Yüce dinimiz, güzel ahlâkın insanın fıtrî bir özelliği olduğunu vurgular. Yani insan, yaratılışından iffetli, namuslu, hayâ sahibidir. Yüce Allah’ın verdiğine razıdır, başkalarında olana göz dikmez. Kendisinde olanı, mahrem alanını da başkalarına göstermez.
Dinimiz, “haram”, “mahrem” gibi kelimelerle ifade edilen hususlara hassasiyetle eğilmiş ve bu kavramların anlattığı her ne varsa, onların uluorta sergilenmesini yasaklamıştır. Hususiliğinin korunmasını ve özenle muhafaza edilmesini emretmiştir.
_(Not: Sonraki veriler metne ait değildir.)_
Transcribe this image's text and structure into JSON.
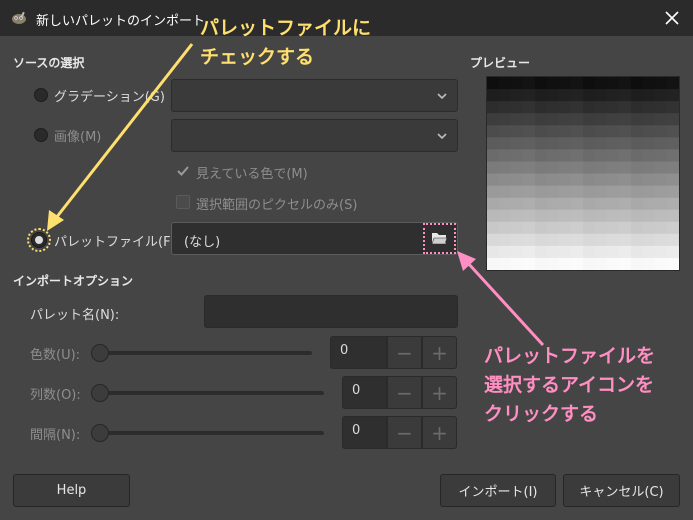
{
  "window": {
    "title": "新しいパレットのインポート"
  },
  "source": {
    "section_label": "ソースの選択",
    "gradient_label": "グラデーション(G)",
    "image_label": "画像(M)",
    "visible_colors_label": "見えている色で(M)",
    "selected_pixels_label": "選択範囲のピクセルのみ(S)",
    "palette_file_label": "パレットファイル(F)",
    "palette_file_value": "(なし)"
  },
  "import_options": {
    "section_label": "インポートオプション",
    "palette_name_label": "パレット名(N):",
    "palette_name_value": "",
    "colors_label": "色数(U):",
    "colors_value": "0",
    "columns_label": "列数(O):",
    "columns_value": "0",
    "interval_label": "間隔(N):",
    "interval_value": "0"
  },
  "preview": {
    "label": "プレビュー"
  },
  "buttons": {
    "help": "Help",
    "import": "インポート(I)",
    "cancel": "キャンセル(C)"
  },
  "annotations": {
    "yellow_callout": "パレットファイルに\nチェックする",
    "pink_callout": "パレットファイルを\n選択するアイコンを\nクリックする"
  },
  "colors": {
    "window_bg": "#454545",
    "titlebar_bg": "#2b2b2b",
    "yellow_callout": "#ffe06e",
    "pink_callout": "#ff8ec2"
  }
}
İşte bu, en geniş manasıyla örtünme (tesettür) emridir ve “gizlenmek, saklanmak, korunmak, açıkta ve ortalık yerde bulunmamak” gibi anlamlara gelen bu emrin muhatabı kadın-erkek bütün müslümanlardır.
Müslüman, fıtratını yani yaratılış özelliklerini muhafaza ettiği için hayâ sahibidir. Sahip olduğu bu özellik onu mahrem konularda daha dikkatli olmaya sevkeder. Gizlenmesi gerekeni gizler, başkasının gizlisine de göz dikmez.